И Майя легко поднялась с кушетки, но Гараш остановил ее:

– Сейчас принесу!

– Неси, неси, сынок! – иронической усмешкой одобрил Рустам. – В наше время все было по-иному. Невестка при свекре и свекрови не приказывала мужу. Да что ж говорить... Мы люди темные, деревенщина, а вы с образованием, с дипломами...

Майя растерялась, не зная, что делать: идти ли за чемоданом или остаться.

– Аи, киши, невестка еще подумает, что ты это серьезно говоришь, мягко сказала вошедшая в комнату Сакина. – Что ж, у Гараша ноги отвалятся, если сходит? Пусть поухаживает за невестой. Как это приятно, киши, когда мужчина внимателен к женщине...

Но Рустам возразил:

– Лучше к моим словам прислушивайся, невестушка. Пусть мои советы, словно серьги, будут всегда в твоих ушах. Чем больше жена оказывает уважение мужу, тем семья крепче!

– Это верно, – нехотя ответила Майя. – "Обычай – цепь на ногах человека" – так поэт сказал. И в народе есть пословица: "Глаз привыкнет к тому, что видит". Вы с детства видели такие обычаи, не удивительно, что они вам нравятся.

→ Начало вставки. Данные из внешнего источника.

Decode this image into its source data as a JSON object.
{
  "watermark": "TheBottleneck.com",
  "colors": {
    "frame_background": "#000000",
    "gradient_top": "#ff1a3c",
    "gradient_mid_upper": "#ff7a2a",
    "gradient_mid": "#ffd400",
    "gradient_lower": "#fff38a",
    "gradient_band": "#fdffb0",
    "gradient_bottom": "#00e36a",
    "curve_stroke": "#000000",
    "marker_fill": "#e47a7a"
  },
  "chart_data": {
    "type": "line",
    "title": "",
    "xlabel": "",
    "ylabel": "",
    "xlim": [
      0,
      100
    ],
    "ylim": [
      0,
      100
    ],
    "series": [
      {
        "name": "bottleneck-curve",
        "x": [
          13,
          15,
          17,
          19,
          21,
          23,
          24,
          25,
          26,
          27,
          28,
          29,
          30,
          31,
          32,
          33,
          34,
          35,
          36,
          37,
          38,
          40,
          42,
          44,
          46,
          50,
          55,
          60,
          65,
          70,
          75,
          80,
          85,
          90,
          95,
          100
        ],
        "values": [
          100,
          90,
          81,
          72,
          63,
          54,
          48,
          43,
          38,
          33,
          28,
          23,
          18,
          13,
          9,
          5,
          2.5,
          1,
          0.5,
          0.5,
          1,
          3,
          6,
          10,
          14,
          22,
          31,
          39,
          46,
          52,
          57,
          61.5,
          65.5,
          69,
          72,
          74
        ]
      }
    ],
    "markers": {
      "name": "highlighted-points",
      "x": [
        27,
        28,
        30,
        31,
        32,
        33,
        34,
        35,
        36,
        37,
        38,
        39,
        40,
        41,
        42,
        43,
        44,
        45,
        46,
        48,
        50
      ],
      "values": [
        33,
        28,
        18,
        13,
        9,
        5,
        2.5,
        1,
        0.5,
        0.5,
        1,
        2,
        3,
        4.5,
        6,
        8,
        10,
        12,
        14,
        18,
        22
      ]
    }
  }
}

Рустам еще не понял, посмеивается над ним невестка или смиренно соглашается, как на выручку Майе отважно бросилась Першан. Ее огорчило, что отец не приветил Майю ласковым словом, и она стала пылко доказывать, что первый долг мужчины – ухаживать за женщиной, прислуживать, да, да, прислуживать ей! Если женщина вошла в комнату, пусть мужчина поднимется, поможет ей снять пальто, место уступит. Так надлежит относиться к любой женщине, а уж с женой нужно быть особенно ласковым. И не унижает это мужа, а украшает. Так им и в школе объясняли.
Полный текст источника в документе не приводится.